1.堆排序

时间复杂度: O(nlog2N)

思路: 堆排序主要分为三步:

1)利用二叉树性质,找到一个父节点与其子节点,并将最大子节点值与父节点值做比较,将最大值交换到父节点上(注意索引位置的调整)

2)利用第一步的过程,逐步形成大顶堆(正序)

3)在大顶堆基础上进行排序,将索引1位置值(最大值)与最后的叶子节点做交换并固定,直到从小到大固定所有值.排序完成.

代码:

origin = [3, 5, 6, 7, 2, 55, 2, 13, 5, 234, 54, 2, 90, 200]

n_origin = [0] + origin

length = len(n_origin) - 1

# 将列表打印为二叉树结构

def tree(li):

    for i in [2**x for x in range(length)]:

        for j in li[:i]:

            print("{:^{}}".format(j, length*(length//2)//i), end='')

        print()

        li = li[i:]

        if not li:

            break

print('\n', 'origin tree:')

tree(origin)

# 调整堆(找到父节点与其子节点,并交换值与索引位置)

def adjust_heap(li, num, cur_index):

    while cur_index * 2 <= num:

        l_index = cur_index * 2

        max_index = l_index

        if num > l_index and li[l_index+1] > li[l_index]:

            max_index = l_index + 1

        if li[max_index] > li[cur_index]:

            li[max_index], li[cur_index] = li[cur_index], li[max_index]
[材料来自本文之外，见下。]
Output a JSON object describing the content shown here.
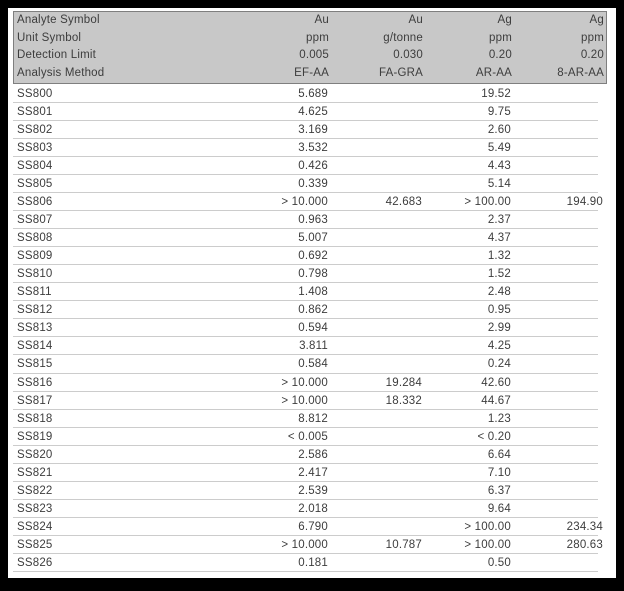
{
  "colors": {
    "frame": "#000000",
    "page_bg": "#ffffff",
    "header_bg": "#c8c8c8",
    "header_border": "#7f7f7f",
    "row_line": "#cccccc",
    "text": "#3d3d3d"
  },
  "header_rows": [
    {
      "label": "Analyte Symbol",
      "values": [
        "Au",
        "Au",
        "Ag",
        "Ag"
      ]
    },
    {
      "label": "Unit Symbol",
      "values": [
        "ppm",
        "g/tonne",
        "ppm",
        "ppm"
      ]
    },
    {
      "label": "Detection Limit",
      "values": [
        "0.005",
        "0.030",
        "0.20",
        "0.20"
      ]
    },
    {
      "label": "Analysis Method",
      "values": [
        "EF-AA",
        "FA-GRA",
        "AR-AA",
        "8-AR-AA"
      ]
    }
  ],
  "samples": [
    {
      "id": "SS800",
      "values": [
        "5.689",
        "",
        "19.52",
        ""
      ]
    },
    {
      "id": "SS801",
      "values": [
        "4.625",
        "",
        "9.75",
        ""
      ]
    },
    {
      "id": "SS802",
      "values": [
        "3.169",
        "",
        "2.60",
        ""
      ]
    },
    {
      "id": "SS803",
      "values": [
        "3.532",
        "",
        "5.49",
        ""
      ]
    },
    {
      "id": "SS804",
      "values": [
        "0.426",
        "",
        "4.43",
        ""
      ]
    },
    {
      "id": "SS805",
      "values": [
        "0.339",
        "",
        "5.14",
        ""
      ]
    },
    {
      "id": "SS806",
      "values": [
        "> 10.000",
        "42.683",
        "> 100.00",
        "194.90"
      ]
    },
    {
      "id": "SS807",
      "values": [
        "0.963",
        "",
        "2.37",
        ""
      ]
    },
    {
      "id": "SS808",
      "values": [
        "5.007",
        "",
        "4.37",
        ""
      ]
    },
    {
      "id": "SS809",
      "values": [
        "0.692",
        "",
        "1.32",
        ""
      ]
    },
    {
      "id": "SS810",
      "values": [
        "0.798",
        "",
        "1.52",
        ""
      ]
    },
    {
      "id": "SS811",
      "values": [
        "1.408",
        "",
        "2.48",
        ""
      ]
    },
    {
      "id": "SS812",
      "values": [
        "0.862",
        "",
        "0.95",
        ""
      ]
    },
    {
      "id": "SS813",
      "values": [
        "0.594",
        "",
        "2.99",
        ""
      ]
    },
    {
      "id": "SS814",
      "values": [
        "3.811",
        "",
        "4.25",
        ""
      ]
    },
    {
      "id": "SS815",
      "values": [
        "0.584",
        "",
        "0.24",
        ""
      ]
    },
    {
      "id": "SS816",
      "values": [
        "> 10.000",
        "19.284",
        "42.60",
        ""
      ]
    },
    {
      "id": "SS817",
      "values": [
        "> 10.000",
        "18.332",
        "44.67",
        ""
      ]
    },
    {
      "id": "SS818",
      "values": [
        "8.812",
        "",
        "1.23",
        ""
      ]
    },
    {
      "id": "SS819",
      "values": [
        "< 0.005",
        "",
        "< 0.20",
        ""
      ]
    },
    {
      "id": "SS820",
      "values": [
        "2.586",
        "",
        "6.64",
        ""
      ]
    },
    {
      "id": "SS821",
      "values": [
        "2.417",
        "",
        "7.10",
        ""
      ]
    },
    {
      "id": "SS822",
      "values": [
        "2.539",
        "",
        "6.37",
        ""
      ]
    },
    {
      "id": "SS823",
      "values": [
        "2.018",
        "",
        "9.64",
        ""
      ]
    },
    {
      "id": "SS824",
      "values": [
        "6.790",
        "",
        "> 100.00",
        "234.34"
      ]
    },
    {
      "id": "SS825",
      "values": [
        "> 10.000",
        "10.787",
        "> 100.00",
        "280.63"
      ]
    },
    {
      "id": "SS826",
      "values": [
        "0.181",
        "",
        "0.50",
        ""
      ]
    }
  ]
}
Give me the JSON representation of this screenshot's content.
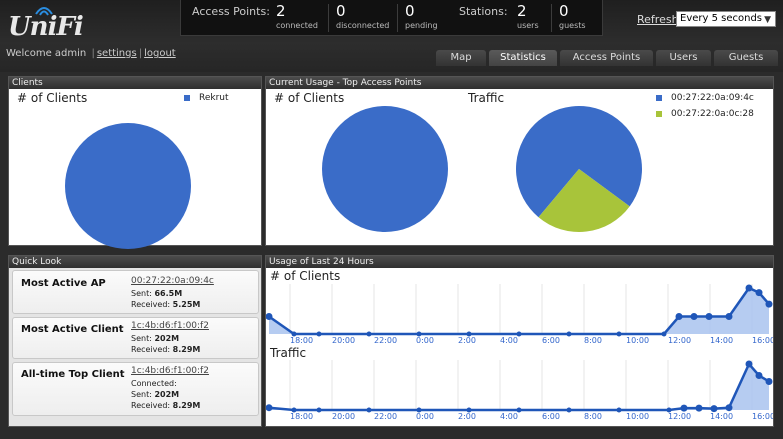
{
  "app": {
    "logo_text": "UniFi"
  },
  "header": {
    "access_points_label": "Access Points:",
    "ap_connected": {
      "value": "2",
      "label": "connected"
    },
    "ap_disconnected": {
      "value": "0",
      "label": "disconnected"
    },
    "ap_pending": {
      "value": "0",
      "label": "pending"
    },
    "stations_label": "Stations:",
    "st_users": {
      "value": "2",
      "label": "users"
    },
    "st_guests": {
      "value": "0",
      "label": "guests"
    },
    "refresh_link": "Refresh",
    "refresh_interval": "Every 5 seconds"
  },
  "welcome": {
    "text": "Welcome admin",
    "settings": "settings",
    "logout": "logout"
  },
  "tabs": [
    {
      "label": "Map"
    },
    {
      "label": "Statistics",
      "active": true
    },
    {
      "label": "Access Points"
    },
    {
      "label": "Users"
    },
    {
      "label": "Guests"
    }
  ],
  "panels": {
    "clients": {
      "title": "Clients",
      "chart_label": "# of Clients",
      "legend": [
        "Rekrut"
      ]
    },
    "current_usage": {
      "title": "Current Usage - Top Access Points",
      "clients_label": "# of Clients",
      "traffic_label": "Traffic",
      "legend": [
        "00:27:22:0a:09:4c",
        "00:27:22:0a:0c:28"
      ]
    },
    "quick_look": {
      "title": "Quick Look",
      "most_active_ap": {
        "title": "Most Active AP",
        "mac": "00:27:22:0a:09:4c",
        "sent_label": "Sent:",
        "sent": "66.5M",
        "received_label": "Received:",
        "received": "5.25M"
      },
      "most_active_client": {
        "title": "Most Active Client",
        "mac": "1c:4b:d6:f1:00:f2",
        "sent_label": "Sent:",
        "sent": "202M",
        "received_label": "Received:",
        "received": "8.29M"
      },
      "alltime_top_client": {
        "title": "All-time Top Client",
        "mac": "1c:4b:d6:f1:00:f2",
        "connected_label": "Connected:",
        "sent_label": "Sent:",
        "sent": "202M",
        "received_label": "Received:",
        "received": "8.29M"
      }
    },
    "usage24": {
      "title": "Usage of Last 24 Hours",
      "clients_label": "# of Clients",
      "traffic_label": "Traffic"
    }
  },
  "colors": {
    "blue": "#3a6cc8",
    "green": "#a8c43a",
    "line": "#1f56b8"
  },
  "chart_data": [
    {
      "type": "pie",
      "title": "# of Clients",
      "categories": [
        "Rekrut"
      ],
      "values": [
        1
      ]
    },
    {
      "type": "pie",
      "title": "# of Clients",
      "categories": [
        "00:27:22:0a:09:4c",
        "00:27:22:0a:0c:28"
      ],
      "values": [
        1,
        0
      ]
    },
    {
      "type": "pie",
      "title": "Traffic",
      "categories": [
        "00:27:22:0a:09:4c",
        "00:27:22:0a:0c:28"
      ],
      "values": [
        0.74,
        0.26
      ]
    },
    {
      "type": "area",
      "title": "# of Clients",
      "tick_labels": [
        "18:00",
        "20:00",
        "22:00",
        "0:00",
        "2:00",
        "4:00",
        "6:00",
        "8:00",
        "10:00",
        "12:00",
        "14:00",
        "16:00"
      ],
      "x": [
        0,
        0.05,
        0.1,
        0.2,
        0.3,
        0.4,
        0.5,
        0.6,
        0.7,
        0.79,
        0.82,
        0.85,
        0.88,
        0.92,
        0.96,
        0.98,
        1.0
      ],
      "y": [
        0.38,
        0,
        0,
        0,
        0,
        0,
        0,
        0,
        0,
        0,
        0.38,
        0.38,
        0.38,
        0.38,
        1.0,
        0.9,
        0.65
      ]
    },
    {
      "type": "area",
      "title": "Traffic",
      "tick_labels": [
        "18:00",
        "20:00",
        "22:00",
        "0:00",
        "2:00",
        "4:00",
        "6:00",
        "8:00",
        "10:00",
        "12:00",
        "14:00",
        "16:00"
      ],
      "x": [
        0,
        0.05,
        0.1,
        0.2,
        0.3,
        0.4,
        0.5,
        0.6,
        0.7,
        0.8,
        0.83,
        0.86,
        0.89,
        0.92,
        0.96,
        0.98,
        1.0
      ],
      "y": [
        0.05,
        0,
        0,
        0,
        0,
        0,
        0,
        0,
        0,
        0,
        0.04,
        0.04,
        0.03,
        0.05,
        1.0,
        0.75,
        0.62
      ]
    }
  ]
}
            cur_index = max_index

        else:

            break

    return li

print('\n', 'adjust node:')

print(adjust_heap(n_origin, length, length//2))

# 形成大顶堆

def max_heap(li, num):

    for i in range(num//2, 0, -1):

        adjust_heap(li, num, i)

    return li

print('\n', 'max heap:')

print(max_heap(n_origin, length))

# 在大顶堆基础上,进行排序

def heap_sort(li, num):

    while num > 1:

        li[1], li[num] = li[num], li[1]

        num -= 1

        if num == 2 and li[num] > li[num-1]:

            break

        else:

            adjust_heap(li, num, 1)

    return li[1:]

print('\nsorted heap:')

print(heap_sort(max_heap(n_origin, length), length))

tree(heap_sort(max_heap(n_origin, length), length))